Asad Khan was with his young son when he pretending to slip and fall on the floors of shops in Leeds and Halifax.
He was caught out by CCTV footage of two incidents where the 44-year-old faked slipping in a water spillage in both a discount shop and, later, a pet shop.
On a separate occasion where Khan feigned a fall in a pet shop, he approached a member of staff saying in broken English, "I slip, accident, book", and proceeded to write "I slip now" in the shop's log book.
When police interviewed Khan about each incident, he refused to answer several questions and would not clarify if he had been badly hurt or attended hospital for treatment.
The claims he submitted for compensation would have resulted in him being paid out £11,000 if successful.
They failed after injury experts analysed the CCTV footage and described Khan's falls as "ridiculous".
Khan, of Mile Cross Gardens, Halifax, was sentenced on Friday at Bradford Crown Court after an investigation was launched by City of London Police following his claims submitted to Allianz Insurance and Covea Insurance.
Detective Constable Adam Maskell, who led the investigation for the force’s Insurance Fraud Enforcement Department (IFED), said: “While the CCTV exposed Khan and showed how ridiculous his injury claims were, the severity of these types of ‘slip and trip’ claims shouldn’t be understated.

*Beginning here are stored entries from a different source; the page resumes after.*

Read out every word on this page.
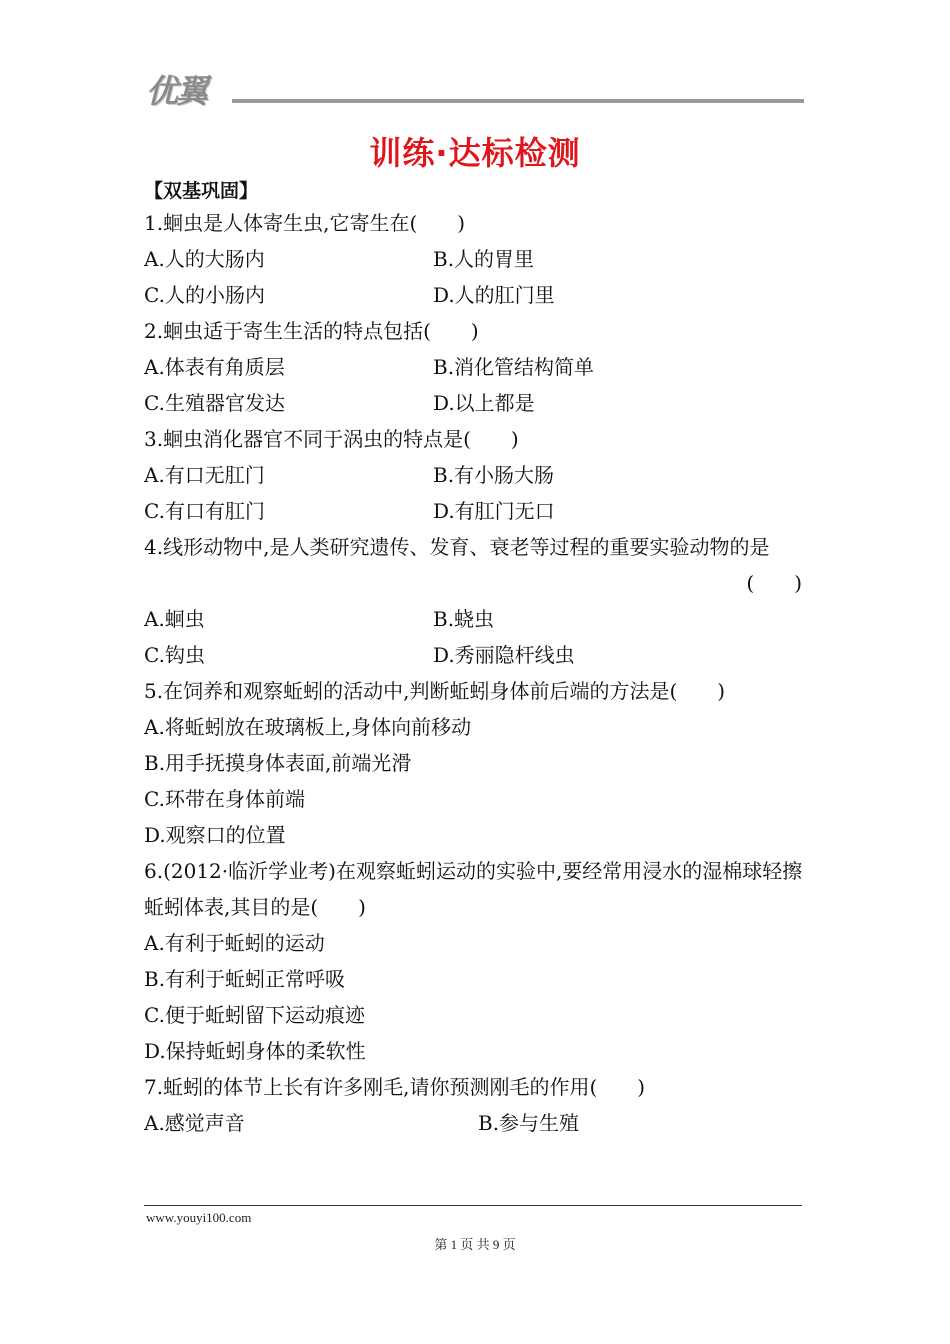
优翼
训练·达标检测
【双基巩固】
1.蛔虫是人体寄生虫,它寄生在(　　)
A.人的大肠内	B.人的胃里
C.人的小肠内	D.人的肛门里
2.蛔虫适于寄生生活的特点包括(　　)
A.体表有角质层	B.消化管结构简单
C.生殖器官发达	D.以上都是
3.蛔虫消化器官不同于涡虫的特点是(　　)
A.有口无肛门	B.有小肠大肠
C.有口有肛门	D.有肛门无口
4.线形动物中,是人类研究遗传、发育、衰老等过程的重要实验动物的是
(　　)
A.蛔虫	B.蛲虫
C.钩虫	D.秀丽隐杆线虫
5.在饲养和观察蚯蚓的活动中,判断蚯蚓身体前后端的方法是(　　)
A.将蚯蚓放在玻璃板上,身体向前移动
B.用手抚摸身体表面,前端光滑
C.环带在身体前端
D.观察口的位置
6.(2012·临沂学业考)在观察蚯蚓运动的实验中,要经常用浸水的湿棉球轻擦蚯蚓体表,其目的是(　　)
A.有利于蚯蚓的运动
B.有利于蚯蚓正常呼吸
C.便于蚯蚓留下运动痕迹
D.保持蚯蚓身体的柔软性
7.蚯蚓的体节上长有许多刚毛,请你预测刚毛的作用(　　)
A.感觉声音	B.参与生殖
www.youyi100.com
第 1 页 共 9 页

“As this case shows, irrespective of how insurance fraud is committed and on what scale, it will not be tolerated by IFED and the insurance industry, and perpetrators will be punished.”
James Burge, fraud manager at Allianz Insurance, said: “This case demonstrates that fraudsters will go to drastic lengths to get what they want.
"Fortunately our customer had CCTV footage which could clearly challenge and prove that the claims made by Khan were dishonest.
“It’s sad that people will still go to great efforts for their own financial gain, potentially damaging a business’ reputation in their bid to get compensation.
"It’s important insurance companies and IFED continue to work together to protect genuine customers and fight fraud. Hopefully cases like this will make people think twice about committing fraud in the future”.
Khan was sentenced at Bradford Crown Court on January 31, after pleading guilty to one count of fraud by false representation.
He was handed a 10 month prison sentence suspended for 18 months, ordered to pay £940 in costs and received 60 hours unpaid work.